On Wednesday, the Illinois House of Representatives unanimously passed a bill prohibiting the “gay panic” defense, which allows alleged murderers to defend their actions in court by arguing that their victim’s sexual orientation “triggered” their crime. The bill also bars the “trans panic” defense, which alleged murderers may use to justify the killing of a trans person on the grounds that they were triggered by their victim’s gender identity.
The state Senate already passed the measure unanimously; it now goes to Republican Gov. Bruce Rauner, who is expected to sign the bill. Once he does, Illinois will become the second state in the country to ban the gay and trans panic defense. Only California currently outlaws the tactic, although the American Bar Association called for its abolition in 2013....
Mike Ziri, the director of public policy at Equality Illinois—which played a crucial role in the passage of SB 1761—told me on Thursday that he sees broad “bipartisan support in Illinois for LGBTQ civil rights.”...
“At a time when one-fifth of hate crimes reported to the FBI are because of the victim's sexual orientation or gender identity,” he told me, “we were determined to ensure that stigma does not carry over into the courtroom” in Illinois.

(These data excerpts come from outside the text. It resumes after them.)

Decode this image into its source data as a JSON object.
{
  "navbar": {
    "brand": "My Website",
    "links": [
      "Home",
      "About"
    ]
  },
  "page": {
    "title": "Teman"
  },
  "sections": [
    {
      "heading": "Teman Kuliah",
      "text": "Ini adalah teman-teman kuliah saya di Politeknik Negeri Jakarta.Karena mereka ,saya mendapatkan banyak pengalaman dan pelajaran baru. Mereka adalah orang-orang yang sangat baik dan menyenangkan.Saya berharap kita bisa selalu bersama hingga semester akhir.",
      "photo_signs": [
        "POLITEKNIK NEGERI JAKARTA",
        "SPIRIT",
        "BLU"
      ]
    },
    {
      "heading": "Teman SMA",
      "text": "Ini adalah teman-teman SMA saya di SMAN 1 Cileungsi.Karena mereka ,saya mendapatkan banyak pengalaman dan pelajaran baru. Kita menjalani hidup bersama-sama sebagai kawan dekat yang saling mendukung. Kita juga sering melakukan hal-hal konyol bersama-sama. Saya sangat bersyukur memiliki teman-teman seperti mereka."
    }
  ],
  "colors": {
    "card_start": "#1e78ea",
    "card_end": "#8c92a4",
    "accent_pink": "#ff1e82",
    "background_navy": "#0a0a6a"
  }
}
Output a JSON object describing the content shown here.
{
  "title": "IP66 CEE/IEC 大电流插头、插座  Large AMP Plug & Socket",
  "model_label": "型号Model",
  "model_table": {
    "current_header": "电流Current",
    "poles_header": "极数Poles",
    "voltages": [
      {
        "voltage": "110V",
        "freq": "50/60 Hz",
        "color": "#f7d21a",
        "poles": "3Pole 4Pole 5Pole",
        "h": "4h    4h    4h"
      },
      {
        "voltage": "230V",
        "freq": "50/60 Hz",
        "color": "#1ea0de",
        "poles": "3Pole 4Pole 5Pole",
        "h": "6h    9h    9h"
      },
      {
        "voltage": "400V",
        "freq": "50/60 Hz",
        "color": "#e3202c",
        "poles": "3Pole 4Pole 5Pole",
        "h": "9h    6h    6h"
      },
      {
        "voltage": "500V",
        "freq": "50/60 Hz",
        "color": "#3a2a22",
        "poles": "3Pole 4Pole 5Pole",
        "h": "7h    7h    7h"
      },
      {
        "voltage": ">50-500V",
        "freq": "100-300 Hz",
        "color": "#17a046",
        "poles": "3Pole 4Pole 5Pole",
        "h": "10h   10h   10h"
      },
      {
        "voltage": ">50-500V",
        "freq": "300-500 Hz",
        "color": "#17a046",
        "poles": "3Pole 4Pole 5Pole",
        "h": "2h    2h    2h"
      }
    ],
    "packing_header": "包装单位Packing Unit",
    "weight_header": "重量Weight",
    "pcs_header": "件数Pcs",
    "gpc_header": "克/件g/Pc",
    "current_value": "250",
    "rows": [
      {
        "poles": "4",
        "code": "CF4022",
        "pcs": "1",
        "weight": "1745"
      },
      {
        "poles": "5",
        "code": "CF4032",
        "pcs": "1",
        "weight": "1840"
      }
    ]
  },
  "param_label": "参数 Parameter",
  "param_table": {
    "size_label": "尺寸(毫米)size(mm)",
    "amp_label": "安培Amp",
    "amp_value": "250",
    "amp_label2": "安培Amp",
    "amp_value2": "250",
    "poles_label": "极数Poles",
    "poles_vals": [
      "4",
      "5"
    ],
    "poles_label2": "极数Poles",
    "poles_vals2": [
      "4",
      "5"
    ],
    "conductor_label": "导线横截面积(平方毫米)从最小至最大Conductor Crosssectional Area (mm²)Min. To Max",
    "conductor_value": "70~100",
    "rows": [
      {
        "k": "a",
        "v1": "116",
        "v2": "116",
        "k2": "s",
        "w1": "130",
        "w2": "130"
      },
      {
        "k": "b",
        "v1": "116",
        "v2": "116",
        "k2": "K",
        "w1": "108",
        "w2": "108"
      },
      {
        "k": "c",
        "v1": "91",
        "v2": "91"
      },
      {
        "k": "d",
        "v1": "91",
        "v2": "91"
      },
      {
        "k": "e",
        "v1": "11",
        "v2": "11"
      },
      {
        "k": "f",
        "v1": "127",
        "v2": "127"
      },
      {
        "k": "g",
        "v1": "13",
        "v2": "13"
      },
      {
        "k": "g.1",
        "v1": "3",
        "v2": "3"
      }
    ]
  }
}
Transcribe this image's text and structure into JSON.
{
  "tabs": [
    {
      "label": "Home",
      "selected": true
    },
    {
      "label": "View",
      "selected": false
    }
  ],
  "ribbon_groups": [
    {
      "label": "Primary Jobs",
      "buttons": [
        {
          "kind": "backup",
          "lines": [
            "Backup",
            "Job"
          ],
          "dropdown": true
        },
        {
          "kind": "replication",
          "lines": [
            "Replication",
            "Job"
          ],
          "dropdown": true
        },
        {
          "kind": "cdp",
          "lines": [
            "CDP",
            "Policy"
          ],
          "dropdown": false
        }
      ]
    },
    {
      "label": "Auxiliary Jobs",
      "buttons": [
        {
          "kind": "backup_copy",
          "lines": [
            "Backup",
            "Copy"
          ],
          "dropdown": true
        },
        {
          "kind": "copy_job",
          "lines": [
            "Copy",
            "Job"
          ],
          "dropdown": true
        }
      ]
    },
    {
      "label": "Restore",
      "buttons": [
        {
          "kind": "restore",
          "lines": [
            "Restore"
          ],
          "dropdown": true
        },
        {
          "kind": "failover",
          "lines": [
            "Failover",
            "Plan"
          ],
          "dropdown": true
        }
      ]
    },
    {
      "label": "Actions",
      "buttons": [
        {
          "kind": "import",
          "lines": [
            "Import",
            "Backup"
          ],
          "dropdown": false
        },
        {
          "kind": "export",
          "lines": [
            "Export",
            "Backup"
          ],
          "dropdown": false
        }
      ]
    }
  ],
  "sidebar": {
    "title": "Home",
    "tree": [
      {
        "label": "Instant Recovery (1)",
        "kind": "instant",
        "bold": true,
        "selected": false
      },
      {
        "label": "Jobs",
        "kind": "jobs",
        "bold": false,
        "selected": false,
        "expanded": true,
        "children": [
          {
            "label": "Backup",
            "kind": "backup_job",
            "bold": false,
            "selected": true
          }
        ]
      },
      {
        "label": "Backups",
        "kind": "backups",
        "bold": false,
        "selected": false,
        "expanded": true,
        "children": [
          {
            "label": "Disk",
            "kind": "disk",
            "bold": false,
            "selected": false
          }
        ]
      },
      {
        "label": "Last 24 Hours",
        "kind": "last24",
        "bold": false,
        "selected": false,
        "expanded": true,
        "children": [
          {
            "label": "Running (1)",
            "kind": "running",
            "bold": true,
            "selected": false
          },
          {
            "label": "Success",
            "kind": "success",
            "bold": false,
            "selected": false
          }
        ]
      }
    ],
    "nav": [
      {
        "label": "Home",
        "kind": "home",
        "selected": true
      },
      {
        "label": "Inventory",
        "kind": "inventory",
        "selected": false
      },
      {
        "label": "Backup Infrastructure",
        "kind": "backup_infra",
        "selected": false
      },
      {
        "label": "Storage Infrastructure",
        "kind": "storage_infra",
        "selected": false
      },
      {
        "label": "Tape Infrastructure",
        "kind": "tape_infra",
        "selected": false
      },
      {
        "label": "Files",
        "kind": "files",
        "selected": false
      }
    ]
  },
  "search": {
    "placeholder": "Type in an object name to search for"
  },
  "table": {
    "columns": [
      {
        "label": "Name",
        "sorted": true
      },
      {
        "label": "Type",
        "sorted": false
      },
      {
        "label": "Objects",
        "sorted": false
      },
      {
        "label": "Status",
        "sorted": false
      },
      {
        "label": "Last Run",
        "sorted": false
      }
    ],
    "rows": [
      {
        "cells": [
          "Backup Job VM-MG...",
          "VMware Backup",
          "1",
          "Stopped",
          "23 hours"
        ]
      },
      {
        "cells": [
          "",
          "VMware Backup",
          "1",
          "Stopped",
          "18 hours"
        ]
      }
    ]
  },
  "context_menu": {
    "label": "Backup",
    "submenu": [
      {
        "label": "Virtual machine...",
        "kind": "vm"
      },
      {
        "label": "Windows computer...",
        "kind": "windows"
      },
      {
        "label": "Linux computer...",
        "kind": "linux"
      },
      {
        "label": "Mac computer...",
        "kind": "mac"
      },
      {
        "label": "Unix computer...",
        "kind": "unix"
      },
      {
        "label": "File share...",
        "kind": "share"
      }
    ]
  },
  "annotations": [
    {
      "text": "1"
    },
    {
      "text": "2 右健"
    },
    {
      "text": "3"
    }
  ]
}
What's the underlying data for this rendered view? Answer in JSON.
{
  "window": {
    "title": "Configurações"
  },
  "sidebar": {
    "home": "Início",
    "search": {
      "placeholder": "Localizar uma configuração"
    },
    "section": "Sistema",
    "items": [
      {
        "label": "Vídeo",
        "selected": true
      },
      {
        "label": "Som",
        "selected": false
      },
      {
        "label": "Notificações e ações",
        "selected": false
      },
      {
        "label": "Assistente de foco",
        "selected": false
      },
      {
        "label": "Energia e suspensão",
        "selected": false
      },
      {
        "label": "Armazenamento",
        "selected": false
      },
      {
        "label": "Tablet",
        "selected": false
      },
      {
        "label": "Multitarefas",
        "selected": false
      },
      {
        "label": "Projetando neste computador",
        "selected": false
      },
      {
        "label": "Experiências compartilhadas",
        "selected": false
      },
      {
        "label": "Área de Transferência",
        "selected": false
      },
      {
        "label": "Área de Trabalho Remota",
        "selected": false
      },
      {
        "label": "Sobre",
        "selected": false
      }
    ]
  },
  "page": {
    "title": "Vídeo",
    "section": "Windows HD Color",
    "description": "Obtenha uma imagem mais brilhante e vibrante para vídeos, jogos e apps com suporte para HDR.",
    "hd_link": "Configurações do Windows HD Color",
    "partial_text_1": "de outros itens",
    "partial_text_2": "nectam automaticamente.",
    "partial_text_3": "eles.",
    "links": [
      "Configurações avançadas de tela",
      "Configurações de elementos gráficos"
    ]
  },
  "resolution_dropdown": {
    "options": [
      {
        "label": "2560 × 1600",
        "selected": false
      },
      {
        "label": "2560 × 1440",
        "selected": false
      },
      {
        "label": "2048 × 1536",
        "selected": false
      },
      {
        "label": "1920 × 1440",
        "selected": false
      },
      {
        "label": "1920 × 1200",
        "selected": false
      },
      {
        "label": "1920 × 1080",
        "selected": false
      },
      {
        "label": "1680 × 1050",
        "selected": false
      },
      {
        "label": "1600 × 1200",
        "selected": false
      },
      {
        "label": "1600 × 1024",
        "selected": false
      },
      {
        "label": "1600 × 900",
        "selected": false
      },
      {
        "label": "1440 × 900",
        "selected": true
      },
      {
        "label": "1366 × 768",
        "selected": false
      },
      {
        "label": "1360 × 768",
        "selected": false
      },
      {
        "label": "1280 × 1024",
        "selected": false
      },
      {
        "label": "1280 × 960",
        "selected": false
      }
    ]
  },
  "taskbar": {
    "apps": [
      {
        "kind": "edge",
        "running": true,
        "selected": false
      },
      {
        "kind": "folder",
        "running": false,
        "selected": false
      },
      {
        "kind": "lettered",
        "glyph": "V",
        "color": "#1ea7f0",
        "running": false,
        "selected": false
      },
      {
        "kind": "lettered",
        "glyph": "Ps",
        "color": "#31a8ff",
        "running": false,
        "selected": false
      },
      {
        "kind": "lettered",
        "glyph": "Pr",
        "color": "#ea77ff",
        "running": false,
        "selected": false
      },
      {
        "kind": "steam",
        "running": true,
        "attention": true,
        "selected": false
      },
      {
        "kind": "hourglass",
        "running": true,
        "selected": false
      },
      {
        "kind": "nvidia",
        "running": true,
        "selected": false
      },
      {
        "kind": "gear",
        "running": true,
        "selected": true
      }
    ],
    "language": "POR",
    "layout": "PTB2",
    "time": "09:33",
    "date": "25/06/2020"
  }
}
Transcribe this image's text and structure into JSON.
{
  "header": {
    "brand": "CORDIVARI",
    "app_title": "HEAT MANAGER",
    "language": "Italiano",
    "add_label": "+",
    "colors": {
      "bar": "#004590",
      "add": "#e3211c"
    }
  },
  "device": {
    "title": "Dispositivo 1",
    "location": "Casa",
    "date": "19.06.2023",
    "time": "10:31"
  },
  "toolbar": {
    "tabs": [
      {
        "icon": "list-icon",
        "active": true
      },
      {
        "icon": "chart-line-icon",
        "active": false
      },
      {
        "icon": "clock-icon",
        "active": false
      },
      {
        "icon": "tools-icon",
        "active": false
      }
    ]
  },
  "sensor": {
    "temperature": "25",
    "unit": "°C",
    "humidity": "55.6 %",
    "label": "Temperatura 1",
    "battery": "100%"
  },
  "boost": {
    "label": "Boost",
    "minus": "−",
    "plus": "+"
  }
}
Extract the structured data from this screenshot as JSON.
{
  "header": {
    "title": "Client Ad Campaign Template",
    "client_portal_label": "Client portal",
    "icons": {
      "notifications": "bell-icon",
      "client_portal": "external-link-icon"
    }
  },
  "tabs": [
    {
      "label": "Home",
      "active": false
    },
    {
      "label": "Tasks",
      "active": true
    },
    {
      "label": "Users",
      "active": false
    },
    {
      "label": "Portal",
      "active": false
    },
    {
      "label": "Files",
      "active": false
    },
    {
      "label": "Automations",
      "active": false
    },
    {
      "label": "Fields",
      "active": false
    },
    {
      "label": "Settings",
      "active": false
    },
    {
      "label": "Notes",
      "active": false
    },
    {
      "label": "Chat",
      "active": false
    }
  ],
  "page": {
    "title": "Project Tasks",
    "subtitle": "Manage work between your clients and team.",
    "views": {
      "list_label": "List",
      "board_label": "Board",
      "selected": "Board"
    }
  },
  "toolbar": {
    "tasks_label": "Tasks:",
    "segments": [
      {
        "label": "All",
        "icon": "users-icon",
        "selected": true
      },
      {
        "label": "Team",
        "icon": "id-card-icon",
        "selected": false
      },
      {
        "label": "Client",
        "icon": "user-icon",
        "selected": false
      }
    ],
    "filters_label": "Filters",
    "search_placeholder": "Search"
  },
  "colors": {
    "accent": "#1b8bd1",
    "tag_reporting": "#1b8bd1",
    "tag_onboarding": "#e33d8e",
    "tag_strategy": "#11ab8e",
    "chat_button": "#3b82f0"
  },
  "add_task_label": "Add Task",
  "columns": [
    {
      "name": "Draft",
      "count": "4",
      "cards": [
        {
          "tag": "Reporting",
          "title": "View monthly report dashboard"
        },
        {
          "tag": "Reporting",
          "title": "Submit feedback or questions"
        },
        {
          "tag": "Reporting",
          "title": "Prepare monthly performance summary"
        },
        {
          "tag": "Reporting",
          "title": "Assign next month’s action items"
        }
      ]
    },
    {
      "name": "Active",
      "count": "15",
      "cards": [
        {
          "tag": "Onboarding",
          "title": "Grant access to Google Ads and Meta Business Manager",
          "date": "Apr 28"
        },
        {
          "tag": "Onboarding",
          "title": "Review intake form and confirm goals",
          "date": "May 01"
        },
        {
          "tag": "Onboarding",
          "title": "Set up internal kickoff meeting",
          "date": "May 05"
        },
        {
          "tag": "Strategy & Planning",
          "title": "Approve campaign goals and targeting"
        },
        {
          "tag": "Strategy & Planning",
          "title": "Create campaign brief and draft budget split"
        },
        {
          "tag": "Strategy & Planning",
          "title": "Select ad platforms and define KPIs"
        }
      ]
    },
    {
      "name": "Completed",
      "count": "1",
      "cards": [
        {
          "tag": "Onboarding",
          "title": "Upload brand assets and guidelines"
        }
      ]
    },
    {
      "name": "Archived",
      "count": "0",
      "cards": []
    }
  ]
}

Illinois will become the second state in the country to ban the gay and trans panic defense.
Six years ago, this month, I was involved in a huge, battle in which I was attacked on Salon, by name, by a professional, national journalist, based on blatant misreporting by another professional journalist - that's an identity based on where they get published for pay, not on the quality of their journalism - which was based, to a large extent on issues involving and surrounding the "gay panic" defense and accusation made against gay men on the basis of the widespread stereotype of us as predators. One of the things I recall claimed by a number of people was that such a thing didn't happen any longer, though the comment threads involved are not available, anymore. If they were, I would quote what was said on them, including by one of the journalists who didn't tell me she was publishing stuff about me even as we were talking through comments. The one at Salon obviously hadn't read what I said on the issue.
Obviously it's still a thing, murderers being able to claim, in court, a defense based on the sexual identity of the person they murdered. Obviously there isn't any great hurry to get rid of it. As I noted in the things I wrote which were attacked, there were law papers being published advocating that the possibility of such a defense be retained. I'll have to dig out my notes, if I can remember where I put them, but I wouldn't be surprised if that kind of thinking can still get a social scientist or lawyer published.